Here are three things about New York City you probably do not know:
[1] Streetlights were first installed in New York in 1697, when every resident was required to light at least one window. Oil lamps were first installed in 1762, but only every 150 feet. And, to save money, the streetlights were not lit on nights when the moon was full. That was the start of the Great White Way.
[2] In 1844 Broadway ran through farmland where there is now the density of the Upper West Side. Where the future 84th Street now sits, there was an isolated farm with a two-story farmhouse facing to the Hudson River a quarter mile away. A failed writer moved there with his family, at first just writing in the farmhouse but later taking a stagecoach “down to the city” six miles each day to various newspaper jobs. In 1845, he wrote a poem that made him famous and an established literary figure. In 1849, he was dead from alcohol. The poem was “The Raven” and that writer was Edgar Allen Poe. You can still find the flat rock he sat on above the banks of the Hudson.
[3] When the George Washington Bridge was opened on October 24, 1931, the first two people to walk across it were two boys, age fourteen and eleven. Actually, they did not walk. They roller skated.
Fran Leadon is an architect and expert on New York City. He is the coauthor of the AIA Guide to New York City. The man knows the city block by block. And mile by mile.
Broadway is the only street that runs the whole length of Manhattan. All thirteen miles — although every survey comes up with different numbers. Most of us grew up thinking “fourteen” miles but it really is “thirteen.” A lucky thirteen.
This book is subtitled “A History of New York City in Thirteen Miles” and it is just that. A history of the city from the 1600s written from the perspective of Broadway as the spinal column of the city, the heart of the city. Those three facts I’ve quoted from the book are just some of the thousand tidbits that stream through the 420 pages of fascinating history on display here.
And while there are no recipes here per se, there are wonderful discussions of restaurants and menus. An entire sub-history of the progress of food from colonial times to the modern. You gain insights into that “upper crust” of society that has always existed and always splurged through food and shopping. Manhattan has literally moved uptown decade by decade and that history is reviewed in superbly researched detail.

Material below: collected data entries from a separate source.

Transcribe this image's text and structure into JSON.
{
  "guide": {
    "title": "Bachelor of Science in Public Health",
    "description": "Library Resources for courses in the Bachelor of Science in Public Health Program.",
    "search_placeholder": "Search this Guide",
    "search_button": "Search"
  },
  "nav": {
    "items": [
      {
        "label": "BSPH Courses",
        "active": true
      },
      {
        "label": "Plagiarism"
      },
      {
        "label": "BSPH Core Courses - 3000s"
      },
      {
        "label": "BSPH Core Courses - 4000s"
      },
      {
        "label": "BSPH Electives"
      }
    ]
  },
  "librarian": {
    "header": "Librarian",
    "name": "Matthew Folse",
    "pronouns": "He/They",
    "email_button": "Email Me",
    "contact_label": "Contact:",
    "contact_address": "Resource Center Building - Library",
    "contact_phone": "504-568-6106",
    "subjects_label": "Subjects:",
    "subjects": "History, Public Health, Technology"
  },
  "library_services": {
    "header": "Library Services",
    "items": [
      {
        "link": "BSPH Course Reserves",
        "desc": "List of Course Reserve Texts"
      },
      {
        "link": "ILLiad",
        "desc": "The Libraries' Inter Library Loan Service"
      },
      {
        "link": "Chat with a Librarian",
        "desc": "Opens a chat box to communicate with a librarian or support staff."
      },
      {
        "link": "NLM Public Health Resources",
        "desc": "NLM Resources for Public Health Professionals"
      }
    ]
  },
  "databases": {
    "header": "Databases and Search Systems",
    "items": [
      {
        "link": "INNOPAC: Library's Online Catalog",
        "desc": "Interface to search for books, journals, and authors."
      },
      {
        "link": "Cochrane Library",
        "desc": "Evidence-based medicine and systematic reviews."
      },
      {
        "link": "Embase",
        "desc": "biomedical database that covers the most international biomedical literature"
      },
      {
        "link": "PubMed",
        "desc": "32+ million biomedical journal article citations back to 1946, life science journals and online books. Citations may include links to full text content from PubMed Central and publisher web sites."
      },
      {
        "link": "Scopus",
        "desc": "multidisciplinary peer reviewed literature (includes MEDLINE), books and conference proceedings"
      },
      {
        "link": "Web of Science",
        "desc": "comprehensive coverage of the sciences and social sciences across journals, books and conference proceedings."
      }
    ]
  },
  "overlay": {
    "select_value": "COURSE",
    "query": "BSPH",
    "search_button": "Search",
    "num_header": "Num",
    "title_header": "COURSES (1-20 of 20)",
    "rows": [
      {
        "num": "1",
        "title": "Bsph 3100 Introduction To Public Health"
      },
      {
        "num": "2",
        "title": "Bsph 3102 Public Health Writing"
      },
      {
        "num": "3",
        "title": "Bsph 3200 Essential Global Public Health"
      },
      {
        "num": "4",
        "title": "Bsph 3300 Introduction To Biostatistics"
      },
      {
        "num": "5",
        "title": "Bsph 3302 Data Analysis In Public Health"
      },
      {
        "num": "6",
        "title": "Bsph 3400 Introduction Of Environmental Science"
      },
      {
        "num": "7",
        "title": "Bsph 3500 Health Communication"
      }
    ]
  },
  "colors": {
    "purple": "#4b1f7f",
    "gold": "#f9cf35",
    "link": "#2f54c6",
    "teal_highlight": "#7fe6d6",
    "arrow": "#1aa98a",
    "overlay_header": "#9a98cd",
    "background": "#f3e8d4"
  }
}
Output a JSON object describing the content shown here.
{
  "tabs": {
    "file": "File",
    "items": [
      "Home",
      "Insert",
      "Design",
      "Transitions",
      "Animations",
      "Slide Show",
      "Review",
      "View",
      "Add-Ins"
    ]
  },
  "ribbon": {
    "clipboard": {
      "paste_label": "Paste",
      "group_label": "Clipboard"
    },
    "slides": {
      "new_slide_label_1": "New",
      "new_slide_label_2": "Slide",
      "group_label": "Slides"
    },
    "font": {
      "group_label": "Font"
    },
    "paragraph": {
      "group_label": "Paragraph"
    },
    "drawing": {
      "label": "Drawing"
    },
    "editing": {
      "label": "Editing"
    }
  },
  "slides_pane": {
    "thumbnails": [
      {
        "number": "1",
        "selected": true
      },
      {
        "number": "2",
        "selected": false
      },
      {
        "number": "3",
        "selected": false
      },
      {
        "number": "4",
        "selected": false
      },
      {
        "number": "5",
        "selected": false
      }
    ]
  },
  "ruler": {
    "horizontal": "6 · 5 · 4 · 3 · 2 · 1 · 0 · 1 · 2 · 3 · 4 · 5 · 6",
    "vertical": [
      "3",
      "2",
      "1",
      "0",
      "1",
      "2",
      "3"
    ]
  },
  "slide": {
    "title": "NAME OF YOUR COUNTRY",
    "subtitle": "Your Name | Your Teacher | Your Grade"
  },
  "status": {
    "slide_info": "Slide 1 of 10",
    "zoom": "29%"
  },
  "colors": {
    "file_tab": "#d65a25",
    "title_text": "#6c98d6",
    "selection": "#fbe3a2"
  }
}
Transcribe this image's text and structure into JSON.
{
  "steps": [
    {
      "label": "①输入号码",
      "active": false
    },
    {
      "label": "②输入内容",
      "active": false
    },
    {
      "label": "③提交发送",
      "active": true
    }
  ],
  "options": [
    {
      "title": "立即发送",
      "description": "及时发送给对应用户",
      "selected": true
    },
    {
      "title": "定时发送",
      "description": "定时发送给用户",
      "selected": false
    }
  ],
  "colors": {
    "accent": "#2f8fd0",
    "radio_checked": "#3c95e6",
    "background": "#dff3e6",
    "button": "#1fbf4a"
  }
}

The book is organized into thirteen sections, one for each mile. Each section has multiple chapters focusing on the people, the institutions and the challenges faced by the city as it grew at megapace.
Today, traveling down Broadway — it’s one way south from 59th Street — is always hectic. And always has been. While not noted for humor, in 1860 The New York Times factiously suggested that the entire street be dug up and converted to a Venice-style canal with a Rialto-bridge at Broadway and 14th Street in the then-heart of the theatre center of the city. The joke was on The Times because the term “Rialto” was immediately adopted and the theater district was instantly known as the Rialto. As the theaters shifted uptown to Madison Square, people talked about the new Upper Rialto.
History is full of chance and accidents and charming incidents like the creation of “The Raven.” New York’s history is bound to Broadway. And this book is the perfect depiction of that history.